Em artigo para o Jornal GGN, Erminia Maricato (BrCidades) fala sobre a falta de acesso à moradia de formal e a visibilidade seletiva das ocupações de terras e imóveis no Brasil: mesmo com uma tradição histórica de grilagem, privatização de terras públicas e ocupações de alto padrão em áreas de preservação permanente, o Estado reprime e criminaliza os mais os pobres. Segundo Maricato, “a ilegalidade não pode ser imputada aos moradores que não tem opção de moradia, mas, sim, aos prédios vazios que não cumprem as exigências legais e representam alto custo para a sociedade que paga com impostos a infraestrutura urbana que serve estes edifícios”.
Os excluídos da cidade e a lei
por Erminia Maricato
Parte expressiva da população brasileira não tem acesso à moradia formal, nem por meio de políticas públicas, nem por meio do mercado. Esse número varia de acordo com a região do país e a cidade. No Município de São Paulo, por exemplo, o percentual de excluídos é de 25% da população, enquanto em Manaus chega a 80%. Não estamos falando, portanto, de números de exceção, mas de regra: são dezenas de milhões de pessoas. Todo mundo mora, necessariamente, em algum lugar. As consequências sociais, econômicas e ambientais desse processo de assentamento urbano sem a presença do Estado são dramáticas. No entanto ele é invisível. Ou melhor essa visibilidade é seletiva.
Ao contrário do que se imagina, não são apenas os pobres que ocupam ilegalmente terras e imóveis no Brasil. Extensa bibliografia mostra a tradição histórica de grilagem, privatização de terras públicas, ocupações de alto padrão em áreas de preservação permanente além da corriqueira sobreposição de registros de propriedade sobre as mesmas terras. A diferença é que estes não o fazem por falta de opção. Loteamentos fechados, destinados ao mercado de alta renda, que se reproduzem em todas as cidades do País, privatizam áreas verdes públicas e ruas para o gozo dos que vivem intramuros, ferindo a Lei Federal nº 6.766 de 1979. Mas, a classificação de “ilegalidade” parece passar pelo viés de classe mais do que pelo texto estrito da lei. Pois, se as camadas de rendas mais altas teriam outras opções ao loteamento fechado, isso não acontece com a população de baixa renda. Cerca de 70% do déficit habitacional, medido pela Fundação João Pinheiro, é composto pelas famílias cuja renda não ultrapassa R$1.800,00 cuja cor predominante é de negros e negras.
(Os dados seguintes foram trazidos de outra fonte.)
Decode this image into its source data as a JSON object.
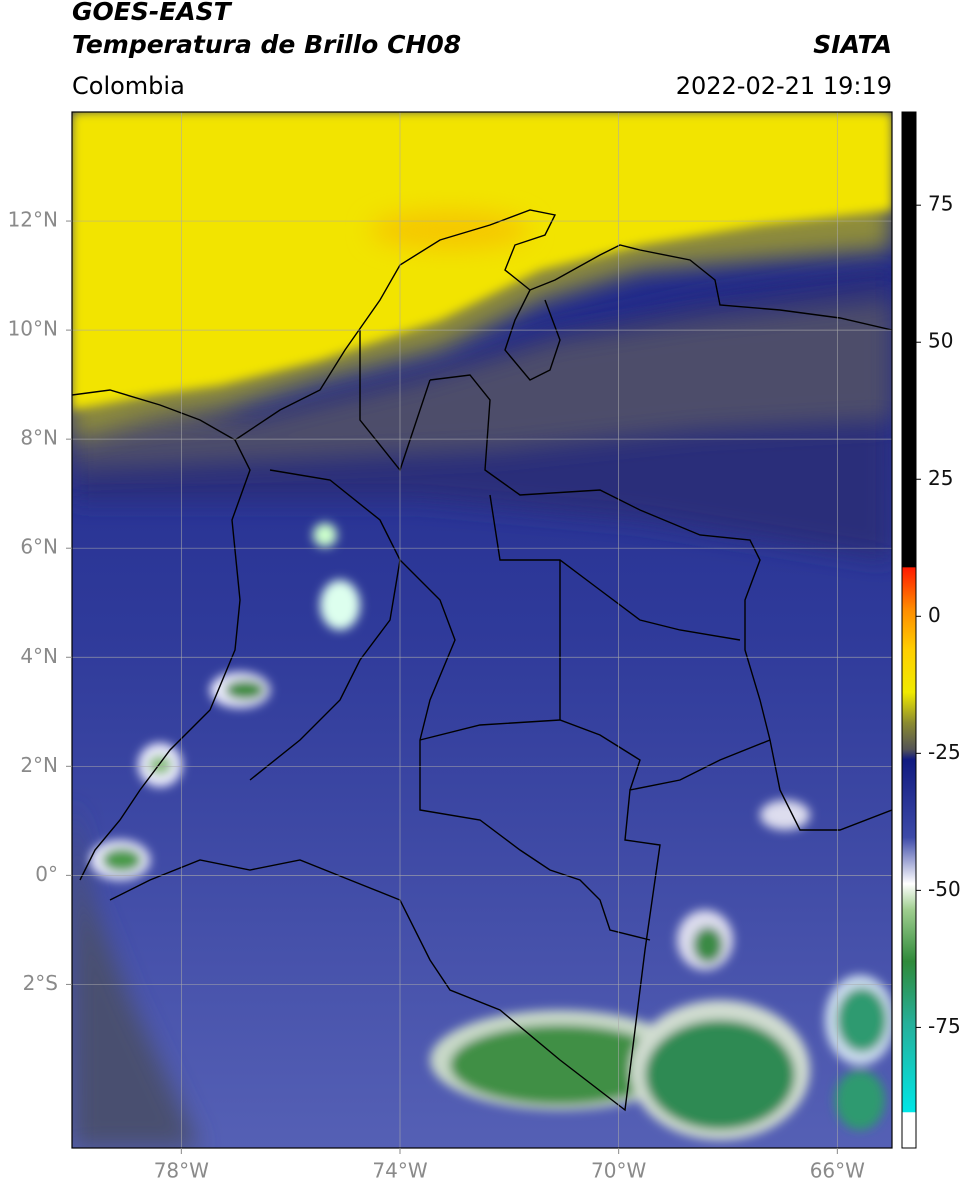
{
  "header": {
    "title": "GOES-EAST",
    "subtitle": "Temperatura de Brillo CH08",
    "source": "SIATA",
    "region": "Colombia",
    "datetime": "2022-02-21 19:19"
  },
  "map": {
    "xlim": [
      -80,
      -65
    ],
    "ylim": [
      -5,
      14
    ],
    "grid": true,
    "xticks": [
      {
        "value": -78,
        "label": "78°W"
      },
      {
        "value": -74,
        "label": "74°W"
      },
      {
        "value": -70,
        "label": "70°W"
      },
      {
        "value": -66,
        "label": "66°W"
      }
    ],
    "yticks": [
      {
        "value": 12,
        "label": "12°N"
      },
      {
        "value": 10,
        "label": "10°N"
      },
      {
        "value": 8,
        "label": "8°N"
      },
      {
        "value": 6,
        "label": "6°N"
      },
      {
        "value": 4,
        "label": "4°N"
      },
      {
        "value": 2,
        "label": "2°N"
      },
      {
        "value": 0,
        "label": "0°"
      },
      {
        "value": -2,
        "label": "2°S"
      }
    ]
  },
  "colorbar": {
    "lim": [
      -97,
      92
    ],
    "ticks": [
      75,
      50,
      25,
      0,
      -25,
      -50,
      -75
    ]
  }
}
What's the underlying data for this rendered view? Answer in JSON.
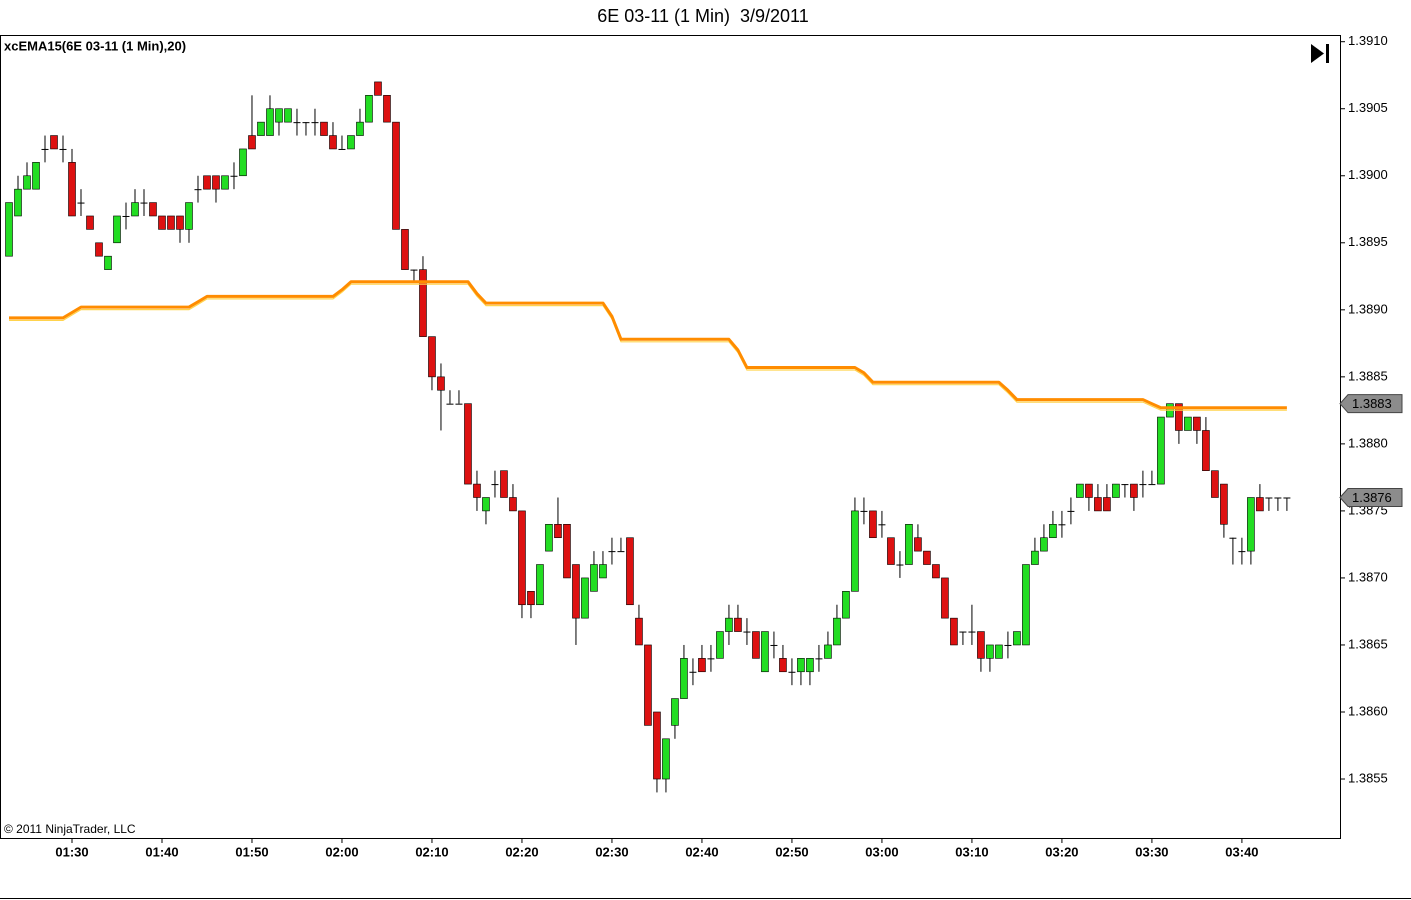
{
  "chart_data": {
    "type": "candlestick",
    "title": "6E 03-11 (1 Min)  3/9/2011",
    "indicator_label": "xcEMA15(6E 03-11 (1 Min),20)",
    "copyright": "© 2011 NinjaTrader, LLC",
    "xlim": [
      82,
      230.9
    ],
    "ylim": [
      1.38506,
      1.39105
    ],
    "xticks": [
      {
        "value": 90,
        "label": "01:30"
      },
      {
        "value": 100,
        "label": "01:40"
      },
      {
        "value": 110,
        "label": "01:50"
      },
      {
        "value": 120,
        "label": "02:00"
      },
      {
        "value": 130,
        "label": "02:10"
      },
      {
        "value": 140,
        "label": "02:20"
      },
      {
        "value": 150,
        "label": "02:30"
      },
      {
        "value": 160,
        "label": "02:40"
      },
      {
        "value": 170,
        "label": "02:50"
      },
      {
        "value": 180,
        "label": "03:00"
      },
      {
        "value": 190,
        "label": "03:10"
      },
      {
        "value": 200,
        "label": "03:20"
      },
      {
        "value": 210,
        "label": "03:30"
      },
      {
        "value": 220,
        "label": "03:40"
      }
    ],
    "yticks": [
      {
        "value": 1.391,
        "label": "1.3910"
      },
      1.3905,
      {
        "value": 1.39,
        "label": "1.3900"
      },
      1.3895,
      {
        "value": 1.389,
        "label": "1.3890"
      },
      1.3885,
      {
        "value": 1.388,
        "label": "1.3880"
      },
      1.3875,
      {
        "value": 1.387,
        "label": "1.3870"
      },
      1.3865,
      {
        "value": 1.386,
        "label": "1.3860"
      },
      1.3855
    ],
    "price_markers": [
      1.3883,
      1.3876
    ],
    "x": [
      83,
      84,
      85,
      86,
      87,
      88,
      89,
      90,
      91,
      92,
      93,
      94,
      95,
      96,
      97,
      98,
      99,
      100,
      101,
      102,
      103,
      104,
      105,
      106,
      107,
      108,
      109,
      110,
      111,
      112,
      113,
      114,
      115,
      116,
      117,
      118,
      119,
      120,
      121,
      122,
      123,
      124,
      125,
      126,
      127,
      128,
      129,
      130,
      131,
      132,
      133,
      134,
      135,
      136,
      137,
      138,
      139,
      140,
      141,
      142,
      143,
      144,
      145,
      146,
      147,
      148,
      149,
      150,
      151,
      152,
      153,
      154,
      155,
      156,
      157,
      158,
      159,
      160,
      161,
      162,
      163,
      164,
      165,
      166,
      167,
      168,
      169,
      170,
      171,
      172,
      173,
      174,
      175,
      176,
      177,
      178,
      179,
      180,
      181,
      182,
      183,
      184,
      185,
      186,
      187,
      188,
      189,
      190,
      191,
      192,
      193,
      194,
      195,
      196,
      197,
      198,
      199,
      200,
      201,
      202,
      203,
      204,
      205,
      206,
      207,
      208,
      209,
      210,
      211,
      212,
      213,
      214,
      215,
      216,
      217,
      218,
      219,
      220,
      221,
      222,
      223,
      224,
      225
    ],
    "candles": {
      "up_color": "#22dd22",
      "down_color": "#dd1111",
      "open": [
        1.3894,
        1.3897,
        1.3899,
        1.3899,
        1.3902,
        1.3903,
        1.3902,
        1.3901,
        1.3898,
        1.3897,
        1.3895,
        1.3893,
        1.3895,
        1.3897,
        1.3897,
        1.3898,
        1.3898,
        1.3897,
        1.3897,
        1.3897,
        1.3896,
        1.3899,
        1.39,
        1.39,
        1.3899,
        1.39,
        1.39,
        1.3903,
        1.3903,
        1.3903,
        1.3904,
        1.3904,
        1.3904,
        1.3904,
        1.3904,
        1.3904,
        1.3903,
        1.3902,
        1.3902,
        1.3903,
        1.3904,
        1.3907,
        1.3906,
        1.3904,
        1.3896,
        1.3893,
        1.3893,
        1.3888,
        1.3885,
        1.3883,
        1.3883,
        1.3883,
        1.3877,
        1.3875,
        1.3877,
        1.3878,
        1.3876,
        1.3875,
        1.3869,
        1.3868,
        1.3872,
        1.3874,
        1.3874,
        1.3871,
        1.3867,
        1.3869,
        1.387,
        1.3872,
        1.3872,
        1.3873,
        1.3867,
        1.3865,
        1.386,
        1.3855,
        1.3859,
        1.3861,
        1.3863,
        1.3864,
        1.3864,
        1.3864,
        1.3866,
        1.3867,
        1.3866,
        1.3866,
        1.3863,
        1.3865,
        1.3864,
        1.3863,
        1.3863,
        1.3863,
        1.3864,
        1.3864,
        1.3865,
        1.3867,
        1.3869,
        1.3875,
        1.3875,
        1.3874,
        1.3873,
        1.3871,
        1.3871,
        1.3873,
        1.3872,
        1.3871,
        1.387,
        1.3867,
        1.3866,
        1.3866,
        1.3866,
        1.3864,
        1.3864,
        1.3865,
        1.3865,
        1.3865,
        1.3871,
        1.3872,
        1.3873,
        1.3874,
        1.3875,
        1.3876,
        1.3877,
        1.3876,
        1.3876,
        1.3876,
        1.3877,
        1.3877,
        1.3877,
        1.3877,
        1.3877,
        1.3882,
        1.3883,
        1.3881,
        1.3882,
        1.3881,
        1.3878,
        1.3877,
        1.3873,
        1.3872,
        1.3872,
        1.3876,
        1.3876,
        1.3876,
        1.3876
      ],
      "high": [
        1.3898,
        1.39,
        1.3901,
        1.3901,
        1.3903,
        1.3903,
        1.3903,
        1.3902,
        1.3899,
        1.3897,
        1.3895,
        1.3894,
        1.3897,
        1.3898,
        1.3899,
        1.3899,
        1.3898,
        1.3897,
        1.3897,
        1.3897,
        1.3898,
        1.39,
        1.39,
        1.39,
        1.39,
        1.3901,
        1.3902,
        1.3906,
        1.3904,
        1.3906,
        1.3905,
        1.3905,
        1.3905,
        1.3904,
        1.3905,
        1.3904,
        1.3904,
        1.3903,
        1.3903,
        1.3905,
        1.3906,
        1.3907,
        1.3906,
        1.3904,
        1.3896,
        1.3893,
        1.3894,
        1.3888,
        1.3886,
        1.3884,
        1.3884,
        1.3883,
        1.3878,
        1.3876,
        1.3878,
        1.3878,
        1.3877,
        1.3875,
        1.3869,
        1.3871,
        1.3874,
        1.3876,
        1.3874,
        1.3871,
        1.387,
        1.3872,
        1.3872,
        1.3873,
        1.3873,
        1.3873,
        1.3868,
        1.3865,
        1.386,
        1.3858,
        1.3861,
        1.3865,
        1.3864,
        1.3865,
        1.3865,
        1.3866,
        1.3868,
        1.3868,
        1.3867,
        1.3866,
        1.3866,
        1.3866,
        1.3865,
        1.3864,
        1.3864,
        1.3864,
        1.3865,
        1.3866,
        1.3868,
        1.3869,
        1.3876,
        1.3876,
        1.3875,
        1.3875,
        1.3873,
        1.3872,
        1.3874,
        1.3874,
        1.3872,
        1.3871,
        1.387,
        1.3867,
        1.3866,
        1.3868,
        1.3866,
        1.3865,
        1.3865,
        1.3866,
        1.3866,
        1.3871,
        1.3873,
        1.3874,
        1.3875,
        1.3875,
        1.3876,
        1.3877,
        1.3877,
        1.3877,
        1.3877,
        1.3877,
        1.3877,
        1.3877,
        1.3878,
        1.3878,
        1.3882,
        1.3883,
        1.3883,
        1.3882,
        1.3882,
        1.3882,
        1.3878,
        1.3877,
        1.3873,
        1.3873,
        1.3876,
        1.3877,
        1.3876,
        1.3876,
        1.3876
      ],
      "low": [
        1.3894,
        1.3897,
        1.3899,
        1.3899,
        1.3901,
        1.3902,
        1.3901,
        1.3897,
        1.3897,
        1.3896,
        1.3894,
        1.3893,
        1.3895,
        1.3896,
        1.3897,
        1.3897,
        1.3897,
        1.3896,
        1.3896,
        1.3895,
        1.3895,
        1.3898,
        1.3899,
        1.3898,
        1.3899,
        1.3899,
        1.39,
        1.3902,
        1.3903,
        1.3903,
        1.3903,
        1.3904,
        1.3903,
        1.3903,
        1.3903,
        1.3903,
        1.3902,
        1.3902,
        1.3902,
        1.3903,
        1.3904,
        1.3906,
        1.3904,
        1.3896,
        1.3893,
        1.3892,
        1.3888,
        1.3884,
        1.3881,
        1.3883,
        1.3883,
        1.3877,
        1.3875,
        1.3874,
        1.3876,
        1.3876,
        1.3875,
        1.3867,
        1.3867,
        1.3868,
        1.3872,
        1.3873,
        1.387,
        1.3865,
        1.3867,
        1.3869,
        1.387,
        1.3871,
        1.3872,
        1.3868,
        1.3865,
        1.3859,
        1.3854,
        1.3854,
        1.3858,
        1.3861,
        1.3862,
        1.3863,
        1.3863,
        1.3864,
        1.3865,
        1.3866,
        1.3865,
        1.3864,
        1.3863,
        1.3864,
        1.3863,
        1.3862,
        1.3862,
        1.3862,
        1.3863,
        1.3864,
        1.3865,
        1.3867,
        1.3869,
        1.3874,
        1.3873,
        1.3873,
        1.3871,
        1.387,
        1.3871,
        1.3872,
        1.3871,
        1.387,
        1.3867,
        1.3865,
        1.3865,
        1.3865,
        1.3863,
        1.3863,
        1.3864,
        1.3864,
        1.3865,
        1.3865,
        1.3871,
        1.3872,
        1.3873,
        1.3873,
        1.3874,
        1.3876,
        1.3875,
        1.3875,
        1.3875,
        1.3876,
        1.3876,
        1.3875,
        1.3876,
        1.3877,
        1.3877,
        1.3882,
        1.388,
        1.3881,
        1.388,
        1.3878,
        1.3876,
        1.3873,
        1.3871,
        1.3871,
        1.3871,
        1.3875,
        1.3875,
        1.3875,
        1.3875
      ],
      "close": [
        1.3898,
        1.3899,
        1.39,
        1.3901,
        1.3902,
        1.3902,
        1.3902,
        1.3897,
        1.3898,
        1.3896,
        1.3894,
        1.3894,
        1.3897,
        1.3897,
        1.3898,
        1.3898,
        1.3897,
        1.3896,
        1.3896,
        1.3896,
        1.3898,
        1.3899,
        1.3899,
        1.3899,
        1.39,
        1.39,
        1.3902,
        1.3902,
        1.3904,
        1.3905,
        1.3905,
        1.3905,
        1.3904,
        1.3904,
        1.3904,
        1.3903,
        1.3902,
        1.3902,
        1.3903,
        1.3904,
        1.3906,
        1.3906,
        1.3904,
        1.3896,
        1.3893,
        1.3893,
        1.3888,
        1.3885,
        1.3884,
        1.3883,
        1.3883,
        1.3877,
        1.3876,
        1.3876,
        1.3877,
        1.3876,
        1.3875,
        1.3868,
        1.3868,
        1.3871,
        1.3874,
        1.3873,
        1.387,
        1.3867,
        1.387,
        1.3871,
        1.3871,
        1.3872,
        1.3872,
        1.3868,
        1.3865,
        1.3859,
        1.3855,
        1.3858,
        1.3861,
        1.3864,
        1.3863,
        1.3863,
        1.3864,
        1.3866,
        1.3867,
        1.3866,
        1.3866,
        1.3864,
        1.3866,
        1.3865,
        1.3863,
        1.3863,
        1.3864,
        1.3864,
        1.3864,
        1.3865,
        1.3867,
        1.3869,
        1.3875,
        1.3875,
        1.3873,
        1.3874,
        1.3871,
        1.3871,
        1.3874,
        1.3872,
        1.3871,
        1.387,
        1.3867,
        1.3865,
        1.3866,
        1.3866,
        1.3864,
        1.3865,
        1.3865,
        1.3865,
        1.3866,
        1.3871,
        1.3872,
        1.3873,
        1.3874,
        1.3874,
        1.3875,
        1.3877,
        1.3876,
        1.3875,
        1.3875,
        1.3877,
        1.3877,
        1.3876,
        1.3877,
        1.3877,
        1.3882,
        1.3883,
        1.3881,
        1.3882,
        1.3881,
        1.3878,
        1.3876,
        1.3874,
        1.3873,
        1.3872,
        1.3876,
        1.3875,
        1.3876,
        1.3876,
        1.3876
      ]
    },
    "ema": {
      "color": "#ff8c00",
      "highlight_color": "#ffd34d",
      "values": [
        1.38894,
        1.38894,
        1.38894,
        1.38894,
        1.38894,
        1.38894,
        1.38894,
        1.38898,
        1.38902,
        1.38902,
        1.38902,
        1.38902,
        1.38902,
        1.38902,
        1.38902,
        1.38902,
        1.38902,
        1.38902,
        1.38902,
        1.38902,
        1.38902,
        1.38906,
        1.3891,
        1.3891,
        1.3891,
        1.3891,
        1.3891,
        1.3891,
        1.3891,
        1.3891,
        1.3891,
        1.3891,
        1.3891,
        1.3891,
        1.3891,
        1.3891,
        1.3891,
        1.38915,
        1.38921,
        1.38921,
        1.38921,
        1.38921,
        1.38921,
        1.38921,
        1.38921,
        1.38921,
        1.38921,
        1.38921,
        1.38921,
        1.38921,
        1.38921,
        1.38921,
        1.38912,
        1.38905,
        1.38905,
        1.38905,
        1.38905,
        1.38905,
        1.38905,
        1.38905,
        1.38905,
        1.38905,
        1.38905,
        1.38905,
        1.38905,
        1.38905,
        1.38905,
        1.38895,
        1.38878,
        1.38878,
        1.38878,
        1.38878,
        1.38878,
        1.38878,
        1.38878,
        1.38878,
        1.38878,
        1.38878,
        1.38878,
        1.38878,
        1.38878,
        1.3887,
        1.38857,
        1.38857,
        1.38857,
        1.38857,
        1.38857,
        1.38857,
        1.38857,
        1.38857,
        1.38857,
        1.38857,
        1.38857,
        1.38857,
        1.38857,
        1.38853,
        1.38846,
        1.38846,
        1.38846,
        1.38846,
        1.38846,
        1.38846,
        1.38846,
        1.38846,
        1.38846,
        1.38846,
        1.38846,
        1.38846,
        1.38846,
        1.38846,
        1.38846,
        1.3884,
        1.38833,
        1.38833,
        1.38833,
        1.38833,
        1.38833,
        1.38833,
        1.38833,
        1.38833,
        1.38833,
        1.38833,
        1.38833,
        1.38833,
        1.38833,
        1.38833,
        1.38833,
        1.3883,
        1.38827,
        1.38827,
        1.38827,
        1.38827,
        1.38827,
        1.38827,
        1.38827,
        1.38827,
        1.38827,
        1.38827,
        1.38827,
        1.38827,
        1.38827,
        1.38827,
        1.38827
      ]
    }
  }
}
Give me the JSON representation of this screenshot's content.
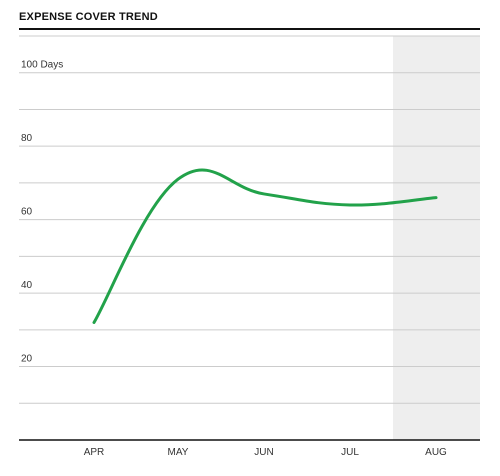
{
  "chart_data": {
    "type": "line",
    "title": "EXPENSE COVER TREND",
    "categories": [
      "APR",
      "MAY",
      "JUN",
      "JUL",
      "AUG"
    ],
    "series": [
      {
        "values": [
          32,
          71,
          67,
          64,
          66
        ]
      }
    ],
    "y_ticks": [
      {
        "value": 20,
        "label": "20"
      },
      {
        "value": 40,
        "label": "40"
      },
      {
        "value": 60,
        "label": "60"
      },
      {
        "value": 80,
        "label": "80"
      },
      {
        "value": 100,
        "label": "100 Days"
      }
    ],
    "ylim": [
      0,
      110
    ],
    "grid": true,
    "highlight_category": "AUG",
    "colors": {
      "line": "#22a24a",
      "grid": "#cccccc",
      "highlight": "#eeeeee",
      "axis": "#111111"
    }
  }
}
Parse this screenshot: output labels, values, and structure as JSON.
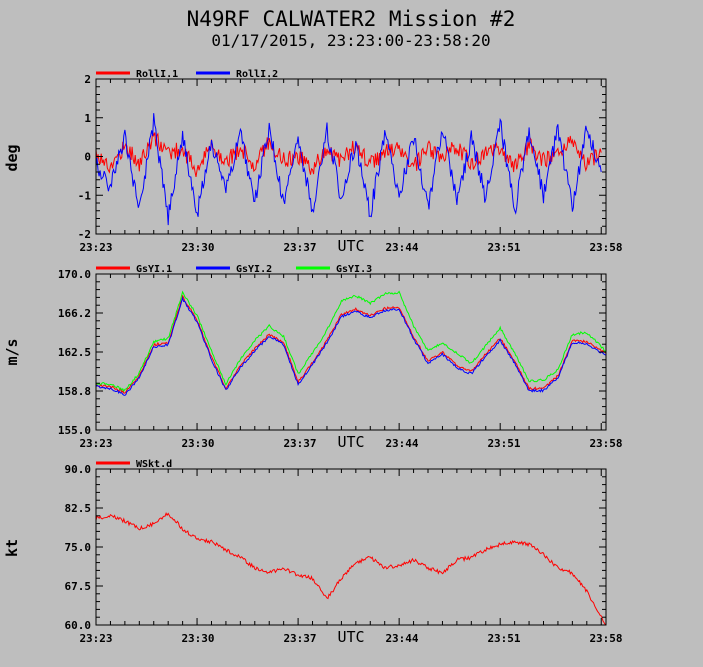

Mas o viés da classe social não explica tudo. A visibilidade da gigantesca “ilegalidade” resultante do assentamento residencial das camadas populares também é seletiva. A APM – Área de Proteção dos Mananciais –, situada ao sul da metrópole paulistana, está ocupada ilegalmente por aproximadamente 2 milhões de pessoas. Leis Federais, Estaduais e Municipais não impedem que essa ocupação predatória, por parte dos que não têm alternativa, durante os últimos 50 anos, coloque em risco a produção de água que chega nas torneiras da nossa imensa metrópole. O crime organizado (ou milícias, o que dá no mesmo) está construindo edifícios populares ao norte do município de São Paulo e abrindo loteamentos ao sul. Ambas regiões são protegidas por legislação ambiental, ambas ainda mantém mata significativa e vida animal e ambas são produtoras da água que serve nossa metrópole. A perda desse precioso patrimônio não comove a mídia, o Estado ou toda a sociedade de modo geral. No entanto, a ocupação de algumas poucas dezenas de edifícios abandonados, ociosos, no centro antigo de São Paulo causa comoção.